Agents, Anomaly Detection and GOFAI

Overview

During my time working on the Safeguard project I collaborated on the development of an agent system that could protect electricity and telecommunications management networks against attacks, failures and accidents. At Queen Mary, University of London, we focused on the problems posed by electricity networks and developed an anomaly-detecting agent, a correlation agent and some low level wrapper agents that monitored file changes and network activity. After the project was successfully completed, I continued to work on the development of the test network at Queen Mary (see Figure 1) and produced a complete set of electricity test data to support further work in this field. A comprehensive survey of this work can be found in Gamez et. al. (2005).

Figure 1. Safeguard agents in QMUL test network (click for larger version)

The components in Figure 1 are as follows:

• E-Agora. Software used for loadflow and state estimation calculations.
• DCF and DCF Client. Data Corruption and Filtering module. Applies data corruption and filtering to the data, passes it to the SCADA emulation and writes it to the database. The DCF Client is used to change the corruption and filtering parameters in real time.
• ADBroker. Analogue Digital Broker. The first stage in the SCADA emulation that converts data from the electricity simulation into field measurements and passes on commands from the control room to the electricity simulation. The ADBroker also changes the load on the electricity network in accordance with the IEEE test network specification.
• DC-1, DC-2, DC-3. Data Concentrators. These integrate the field measurements and pass them over a wide area network to the data acquisition system at the control centre.
• DAS. Data Acquisition System. Receives data from the data concentrators and passes it on to the SCADA graphical interface and the state estimator.
• SCADA GUI. SCADA Graphical User Interface. This emulates the graphical interface that would be viewed at the regional or national control centre by operators and used to control the electricity network.
• COS. Control Operator Simulator. Simulates an operator who monitors the state of the electricity network and adjusts the capacitors, reactors and generators to keep the voltage and power within limits.

Anomaly Detection

At Queen Mary we focused on the problem of building up a model of the electricity data so that the agents could protect against scenarios in which a software error or attack alters this data and causes a blackout (as happened in the recent U.S. blackout). Our anomaly-detecting agent was composed of a number of low level modules, including range checkers and a linear invariant detector, and the output from these modules was integrated using a Bayesian network to reduce the number of false positives. Some preliminary results from this approach can be found in this paper.
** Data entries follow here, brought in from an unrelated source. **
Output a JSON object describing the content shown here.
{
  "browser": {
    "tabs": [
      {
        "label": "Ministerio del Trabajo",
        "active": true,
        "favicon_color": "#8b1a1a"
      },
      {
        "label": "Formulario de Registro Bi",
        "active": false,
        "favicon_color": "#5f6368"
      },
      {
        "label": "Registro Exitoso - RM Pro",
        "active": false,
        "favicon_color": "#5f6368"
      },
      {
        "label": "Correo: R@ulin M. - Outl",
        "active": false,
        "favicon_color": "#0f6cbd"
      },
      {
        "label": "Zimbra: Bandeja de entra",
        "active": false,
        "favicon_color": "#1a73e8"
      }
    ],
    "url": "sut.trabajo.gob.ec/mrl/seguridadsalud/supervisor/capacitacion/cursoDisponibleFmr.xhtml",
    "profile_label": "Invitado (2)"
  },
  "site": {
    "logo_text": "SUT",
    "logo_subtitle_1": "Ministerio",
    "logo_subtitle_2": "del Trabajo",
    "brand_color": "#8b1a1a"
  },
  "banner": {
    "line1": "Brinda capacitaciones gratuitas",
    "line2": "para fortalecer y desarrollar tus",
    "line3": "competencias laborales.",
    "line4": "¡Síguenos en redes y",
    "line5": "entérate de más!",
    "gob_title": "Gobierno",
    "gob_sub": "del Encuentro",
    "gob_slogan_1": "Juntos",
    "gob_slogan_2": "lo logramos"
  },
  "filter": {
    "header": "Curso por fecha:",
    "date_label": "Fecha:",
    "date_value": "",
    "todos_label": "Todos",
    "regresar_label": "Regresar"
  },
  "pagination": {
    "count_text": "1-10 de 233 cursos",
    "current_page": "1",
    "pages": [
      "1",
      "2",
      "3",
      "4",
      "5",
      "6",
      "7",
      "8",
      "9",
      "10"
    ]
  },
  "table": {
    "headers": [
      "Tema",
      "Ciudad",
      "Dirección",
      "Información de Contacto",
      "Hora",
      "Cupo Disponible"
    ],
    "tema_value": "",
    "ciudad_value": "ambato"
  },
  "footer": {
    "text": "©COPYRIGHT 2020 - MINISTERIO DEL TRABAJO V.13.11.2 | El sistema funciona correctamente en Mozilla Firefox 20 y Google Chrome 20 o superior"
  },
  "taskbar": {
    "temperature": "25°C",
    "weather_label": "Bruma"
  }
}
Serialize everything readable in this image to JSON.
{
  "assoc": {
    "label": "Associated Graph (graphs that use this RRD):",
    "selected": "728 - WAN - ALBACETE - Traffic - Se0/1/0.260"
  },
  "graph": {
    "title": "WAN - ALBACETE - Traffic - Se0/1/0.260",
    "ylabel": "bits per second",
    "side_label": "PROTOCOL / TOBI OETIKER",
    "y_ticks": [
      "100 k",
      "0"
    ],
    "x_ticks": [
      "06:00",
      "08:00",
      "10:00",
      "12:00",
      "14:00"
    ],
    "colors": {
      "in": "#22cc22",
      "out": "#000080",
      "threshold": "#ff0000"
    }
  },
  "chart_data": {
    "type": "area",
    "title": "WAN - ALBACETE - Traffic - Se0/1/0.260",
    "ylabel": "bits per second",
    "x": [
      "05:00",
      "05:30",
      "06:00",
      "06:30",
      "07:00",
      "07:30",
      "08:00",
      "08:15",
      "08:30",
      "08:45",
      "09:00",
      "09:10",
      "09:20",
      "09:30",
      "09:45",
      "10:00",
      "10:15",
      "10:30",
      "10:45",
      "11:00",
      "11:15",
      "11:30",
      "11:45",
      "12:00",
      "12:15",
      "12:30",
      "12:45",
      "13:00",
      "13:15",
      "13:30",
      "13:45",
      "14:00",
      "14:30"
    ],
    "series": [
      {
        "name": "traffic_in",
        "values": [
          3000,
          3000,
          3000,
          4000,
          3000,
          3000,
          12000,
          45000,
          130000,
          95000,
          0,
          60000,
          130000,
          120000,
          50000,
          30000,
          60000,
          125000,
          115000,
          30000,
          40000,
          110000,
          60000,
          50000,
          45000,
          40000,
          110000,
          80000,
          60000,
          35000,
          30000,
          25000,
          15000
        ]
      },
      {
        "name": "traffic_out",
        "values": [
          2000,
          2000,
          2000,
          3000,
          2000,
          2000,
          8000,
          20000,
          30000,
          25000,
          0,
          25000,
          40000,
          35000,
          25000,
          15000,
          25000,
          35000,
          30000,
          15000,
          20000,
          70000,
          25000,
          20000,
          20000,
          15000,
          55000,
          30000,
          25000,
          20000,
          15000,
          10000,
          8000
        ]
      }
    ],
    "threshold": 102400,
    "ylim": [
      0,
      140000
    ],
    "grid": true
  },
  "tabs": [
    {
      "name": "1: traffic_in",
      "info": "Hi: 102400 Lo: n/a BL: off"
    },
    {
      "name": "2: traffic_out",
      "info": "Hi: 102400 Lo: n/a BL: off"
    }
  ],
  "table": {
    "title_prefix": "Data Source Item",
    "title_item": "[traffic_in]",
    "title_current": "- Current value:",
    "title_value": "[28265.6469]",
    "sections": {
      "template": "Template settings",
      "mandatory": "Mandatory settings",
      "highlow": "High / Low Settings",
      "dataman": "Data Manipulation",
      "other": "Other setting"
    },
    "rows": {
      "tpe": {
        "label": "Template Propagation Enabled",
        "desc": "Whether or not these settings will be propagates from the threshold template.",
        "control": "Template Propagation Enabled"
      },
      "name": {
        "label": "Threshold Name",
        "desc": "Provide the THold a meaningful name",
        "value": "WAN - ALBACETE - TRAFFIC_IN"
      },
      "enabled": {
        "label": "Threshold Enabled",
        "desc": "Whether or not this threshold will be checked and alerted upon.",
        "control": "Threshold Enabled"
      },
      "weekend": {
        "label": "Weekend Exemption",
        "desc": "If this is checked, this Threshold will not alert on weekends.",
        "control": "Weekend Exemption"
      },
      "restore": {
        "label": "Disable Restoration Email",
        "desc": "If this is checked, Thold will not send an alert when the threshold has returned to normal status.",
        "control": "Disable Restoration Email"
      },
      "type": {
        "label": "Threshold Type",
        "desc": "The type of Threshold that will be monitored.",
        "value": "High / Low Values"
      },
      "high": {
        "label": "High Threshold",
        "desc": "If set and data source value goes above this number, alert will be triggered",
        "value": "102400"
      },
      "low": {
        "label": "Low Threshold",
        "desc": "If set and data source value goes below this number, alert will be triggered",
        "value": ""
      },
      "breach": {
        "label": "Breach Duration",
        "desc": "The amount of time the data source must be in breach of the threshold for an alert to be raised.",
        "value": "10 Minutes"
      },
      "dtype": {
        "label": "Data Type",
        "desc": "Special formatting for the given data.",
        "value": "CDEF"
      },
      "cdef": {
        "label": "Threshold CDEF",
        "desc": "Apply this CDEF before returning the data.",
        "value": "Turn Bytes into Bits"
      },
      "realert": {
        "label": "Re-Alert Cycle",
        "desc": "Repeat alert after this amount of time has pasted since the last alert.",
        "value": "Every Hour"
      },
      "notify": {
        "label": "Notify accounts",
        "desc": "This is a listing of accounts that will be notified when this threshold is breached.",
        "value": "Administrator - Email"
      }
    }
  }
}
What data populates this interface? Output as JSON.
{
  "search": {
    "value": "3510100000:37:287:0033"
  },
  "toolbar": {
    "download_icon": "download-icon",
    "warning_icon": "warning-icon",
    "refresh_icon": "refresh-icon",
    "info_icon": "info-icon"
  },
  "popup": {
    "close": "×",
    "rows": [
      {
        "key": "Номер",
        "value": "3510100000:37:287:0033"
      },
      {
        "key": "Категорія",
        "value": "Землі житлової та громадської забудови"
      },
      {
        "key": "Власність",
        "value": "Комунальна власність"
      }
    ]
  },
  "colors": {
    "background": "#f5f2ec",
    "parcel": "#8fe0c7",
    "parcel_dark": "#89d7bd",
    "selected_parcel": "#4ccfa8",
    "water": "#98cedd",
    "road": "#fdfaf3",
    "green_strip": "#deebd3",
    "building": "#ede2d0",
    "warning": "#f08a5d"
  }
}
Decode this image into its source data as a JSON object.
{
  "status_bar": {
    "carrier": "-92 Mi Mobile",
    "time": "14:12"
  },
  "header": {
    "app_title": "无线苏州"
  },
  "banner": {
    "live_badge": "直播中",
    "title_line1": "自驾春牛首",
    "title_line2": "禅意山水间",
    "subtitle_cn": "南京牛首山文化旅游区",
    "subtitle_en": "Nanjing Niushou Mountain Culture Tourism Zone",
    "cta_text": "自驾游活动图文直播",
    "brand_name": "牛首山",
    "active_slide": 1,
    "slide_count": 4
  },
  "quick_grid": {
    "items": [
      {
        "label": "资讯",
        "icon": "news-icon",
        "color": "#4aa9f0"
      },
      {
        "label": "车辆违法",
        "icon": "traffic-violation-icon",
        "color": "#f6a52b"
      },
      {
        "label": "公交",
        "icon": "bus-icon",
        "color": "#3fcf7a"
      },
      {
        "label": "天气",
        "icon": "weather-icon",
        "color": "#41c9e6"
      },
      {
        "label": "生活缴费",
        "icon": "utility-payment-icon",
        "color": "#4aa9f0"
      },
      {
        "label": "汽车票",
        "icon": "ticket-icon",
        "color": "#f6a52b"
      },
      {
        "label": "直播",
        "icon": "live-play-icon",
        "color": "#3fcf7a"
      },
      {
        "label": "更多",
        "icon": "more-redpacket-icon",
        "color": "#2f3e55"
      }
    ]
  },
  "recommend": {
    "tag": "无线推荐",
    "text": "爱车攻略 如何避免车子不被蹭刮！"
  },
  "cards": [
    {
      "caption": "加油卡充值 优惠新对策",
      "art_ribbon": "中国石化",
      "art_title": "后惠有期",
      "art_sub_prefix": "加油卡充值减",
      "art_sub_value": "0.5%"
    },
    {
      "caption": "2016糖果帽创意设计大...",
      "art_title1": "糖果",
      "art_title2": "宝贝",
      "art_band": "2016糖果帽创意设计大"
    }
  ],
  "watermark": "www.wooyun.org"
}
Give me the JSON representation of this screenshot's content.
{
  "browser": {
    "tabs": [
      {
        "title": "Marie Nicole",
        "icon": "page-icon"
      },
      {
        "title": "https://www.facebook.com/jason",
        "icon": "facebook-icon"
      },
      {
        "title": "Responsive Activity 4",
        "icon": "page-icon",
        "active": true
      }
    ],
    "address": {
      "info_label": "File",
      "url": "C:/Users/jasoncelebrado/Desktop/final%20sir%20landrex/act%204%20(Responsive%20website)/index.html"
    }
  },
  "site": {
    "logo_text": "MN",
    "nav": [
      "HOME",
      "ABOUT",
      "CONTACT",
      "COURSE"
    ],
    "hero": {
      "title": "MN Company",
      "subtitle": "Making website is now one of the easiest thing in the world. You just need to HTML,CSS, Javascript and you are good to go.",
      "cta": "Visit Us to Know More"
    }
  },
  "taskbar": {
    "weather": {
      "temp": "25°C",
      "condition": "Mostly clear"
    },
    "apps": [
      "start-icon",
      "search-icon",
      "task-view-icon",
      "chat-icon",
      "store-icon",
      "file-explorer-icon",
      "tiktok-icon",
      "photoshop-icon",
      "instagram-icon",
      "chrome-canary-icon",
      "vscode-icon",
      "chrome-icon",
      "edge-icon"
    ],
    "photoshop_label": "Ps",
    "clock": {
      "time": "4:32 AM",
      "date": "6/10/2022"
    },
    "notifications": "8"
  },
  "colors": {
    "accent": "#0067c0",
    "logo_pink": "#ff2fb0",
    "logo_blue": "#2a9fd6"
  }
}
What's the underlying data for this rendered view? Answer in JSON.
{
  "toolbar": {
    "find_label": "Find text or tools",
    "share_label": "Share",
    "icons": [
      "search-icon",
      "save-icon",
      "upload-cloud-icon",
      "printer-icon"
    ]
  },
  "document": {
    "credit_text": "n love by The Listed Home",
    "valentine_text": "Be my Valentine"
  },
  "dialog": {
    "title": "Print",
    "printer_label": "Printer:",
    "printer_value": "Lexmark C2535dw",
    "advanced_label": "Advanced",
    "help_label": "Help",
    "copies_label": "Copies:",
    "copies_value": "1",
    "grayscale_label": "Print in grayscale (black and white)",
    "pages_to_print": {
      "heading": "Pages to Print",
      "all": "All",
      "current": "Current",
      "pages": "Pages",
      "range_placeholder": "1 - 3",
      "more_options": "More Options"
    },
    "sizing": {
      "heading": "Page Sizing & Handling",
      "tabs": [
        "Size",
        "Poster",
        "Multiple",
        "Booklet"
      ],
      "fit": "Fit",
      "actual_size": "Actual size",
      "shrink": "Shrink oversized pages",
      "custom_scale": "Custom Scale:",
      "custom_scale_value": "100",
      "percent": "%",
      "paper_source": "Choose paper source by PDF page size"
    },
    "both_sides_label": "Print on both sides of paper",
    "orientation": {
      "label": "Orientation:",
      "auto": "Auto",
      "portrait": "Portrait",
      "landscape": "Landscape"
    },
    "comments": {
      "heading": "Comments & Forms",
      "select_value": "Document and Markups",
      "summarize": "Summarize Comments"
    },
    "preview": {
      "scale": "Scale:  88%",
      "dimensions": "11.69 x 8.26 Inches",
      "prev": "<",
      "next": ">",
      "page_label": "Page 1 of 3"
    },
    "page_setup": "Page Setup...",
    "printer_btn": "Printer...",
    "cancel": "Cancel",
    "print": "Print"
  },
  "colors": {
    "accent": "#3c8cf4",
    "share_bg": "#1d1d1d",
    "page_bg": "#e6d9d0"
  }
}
Correlation with Bayesian Workflows

The other problem that I tackled as part of the Safeguard project was how messages arriving from a number of different agents could be correlated together and turned into a response that protects the system or alerts an operator. John Bigham and I developed a solution to this based on a combination of Petri Nets and Bayesian Networks, which we called Bayesian workflows. In this system, the Bayesian networks reason about what is going on in the system on a moment to moment basis and the Petri Nets keep track of context, have expectations about other messages or carry out sequences of actions. A simplified Bayesian workflow that deals with a worm attack is shown in Figure 2.

Figure 2. Bayesian workflow to handle a worm attack

This combination of atemporal and temporal reasoning provided a good way of integrating messages from different agents and carrying out an effective response. In the correlation agent, the Petri nets were modelled using the Bossa workflow engine, which enabled it to have potentially thousands of 'streams of thought' running simultaneously without the overhead of separate threads. These workflows could be designed in a separate application and stored as XML, which made it easy to add different types to the system to handle a variety of attacks, failures and accidents.

Security Agents

To improve the security monitoring of the system I wrote a number of agents to wrap existing software. These included an agent monitoring network activity, an agent monitoring changes in system files (using AFICK) and an agent wrapping the Windows firewall, which dynamically changed its policy in response to messages from the correlation agent.

Electricity Test Data

After the end of the Safeguard project I continued to work at Queen Mary on a part-time basis. One of the outcomes of this work was a set of electricity data designed for the development and testing of new anomaly-detecting methodologies. This includes a year's worth of normal data and a number of data sets that have been corrupted in a variety of realistic ways.